Kreditkarte mit Versicherungsschutz – ja oder nein?
Bei 6 der 11 Jugendkonten gibt es keine Kreditkarte. Die Sparkasse OÖ bietet eine Zusatzkarte zur Karte des gesetzlichen Vertreters, beziehungsweise in Form einer Prepaidkarte auch als Hauptkarte an. Der Versicherungsschutz kostet dich im Jahr 49,44 Euro. Ab 14 Jahren gibt’s bei der RLB OÖ eine Kreditkarte mit umfassender Reiseschutzversicherung um 70,33 Euro jährlich. Bei der BAWAG ist im Lehrlingskonto - mit Zustimmung eines gesetzlichen Vertreters - ab 15 Jahren eine kostenlose Kreditkarte mit Versicherungsschutz dabei.
Geschenke? Nice to have – aber nicht entscheidend
Gutscheine, Eröffnungsgeschenke oder Bargeld sind cool, sollten aber nicht der Hauptgrund sein, warum du dich für ein Konto entscheidest. Viel wichtiger sind die Erreichbarkeit deine:r Bankberater:in beziehungsweise der Bank, die laufenden Kosten, die Zinsen und die Leistungen.
Achtung bei der Umstellung
Nicht alle Bankinstitute informieren dich, bevor dein Jugend- beziehungsweise Lehrlingskonto automatisch - nachdem du die jeweilige Altersgrenze erreicht hast - auf ein kostenpflichtiges Konto umgestellt wird. Wichtig: Informiere dich daher bereits bei Kontoeröffnung bezüglich der Umstellung und den möglichen Folgekosten.

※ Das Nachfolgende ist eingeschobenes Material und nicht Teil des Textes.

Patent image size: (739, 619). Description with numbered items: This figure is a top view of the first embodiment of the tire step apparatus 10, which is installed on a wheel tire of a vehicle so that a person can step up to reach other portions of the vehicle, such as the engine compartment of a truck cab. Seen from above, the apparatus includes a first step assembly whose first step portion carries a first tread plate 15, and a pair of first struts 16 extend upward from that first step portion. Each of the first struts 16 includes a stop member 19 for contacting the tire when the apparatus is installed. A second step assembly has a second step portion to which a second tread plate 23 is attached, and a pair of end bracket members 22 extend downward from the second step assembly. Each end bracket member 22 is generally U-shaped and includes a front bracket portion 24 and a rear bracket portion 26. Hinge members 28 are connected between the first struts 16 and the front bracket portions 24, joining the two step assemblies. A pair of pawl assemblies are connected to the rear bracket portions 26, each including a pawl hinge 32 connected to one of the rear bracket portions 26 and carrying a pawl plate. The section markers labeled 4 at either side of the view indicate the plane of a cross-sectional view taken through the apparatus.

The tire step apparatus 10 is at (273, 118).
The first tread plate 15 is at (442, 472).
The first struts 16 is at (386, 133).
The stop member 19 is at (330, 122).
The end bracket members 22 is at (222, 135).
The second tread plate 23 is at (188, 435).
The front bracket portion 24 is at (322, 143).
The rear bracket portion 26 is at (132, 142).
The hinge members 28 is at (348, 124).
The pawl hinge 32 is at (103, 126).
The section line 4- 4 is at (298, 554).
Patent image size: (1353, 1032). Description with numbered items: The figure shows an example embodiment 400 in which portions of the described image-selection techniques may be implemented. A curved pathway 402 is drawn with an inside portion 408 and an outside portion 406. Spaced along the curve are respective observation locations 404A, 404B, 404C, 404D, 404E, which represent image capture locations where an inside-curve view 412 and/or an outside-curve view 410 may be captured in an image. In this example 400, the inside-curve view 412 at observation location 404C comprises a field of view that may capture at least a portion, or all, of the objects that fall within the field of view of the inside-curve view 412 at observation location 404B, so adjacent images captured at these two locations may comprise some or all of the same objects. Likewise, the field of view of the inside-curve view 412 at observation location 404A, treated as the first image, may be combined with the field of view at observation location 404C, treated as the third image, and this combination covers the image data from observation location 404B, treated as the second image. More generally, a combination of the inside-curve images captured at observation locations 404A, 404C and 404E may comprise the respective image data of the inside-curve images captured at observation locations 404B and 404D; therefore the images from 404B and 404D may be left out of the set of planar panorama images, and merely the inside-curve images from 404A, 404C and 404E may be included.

Sicher unterwegs beim Online-Banking
Sei wachsam bei E-Mails, SMS oder Anrufen, die angeblich von deiner Bank stammen oder dich zu sofortigen Handlungen auffordern. Ein:e echte:r Bankberater:in wird dich niemals nach deinen Zugangsdaten fragen – weder am Telefon noch per SMS oder E-Mail. Offizielle Mitteilungen erhältst du in der Regel über dein E-Banking-Postfach.
Klicke niemals auf Links in verdächtigen Nachrichten und öffne keine unbekannten Anhänge. Im Zweifel: Rufe selbst bei deiner Bank an und frag nach, ob die Nachricht echt ist. So schützt du dein Geld und deine Daten.
Tipps für dich
- Eröffne dein Konto bei einem Institut, bei dem du dich wohlfühlst.
- Kontrolliere regelmäßig deine Kontoauszüge.
- Achte darauf, dass deine Kontoausgänge nicht höher als deine -eingänge sind.
- Auf der Watchlist Internet kannst du dich regelmäßig über aktuelle Internetfallen informieren. Die Watchlist gibt es auch ganz praktisch per App.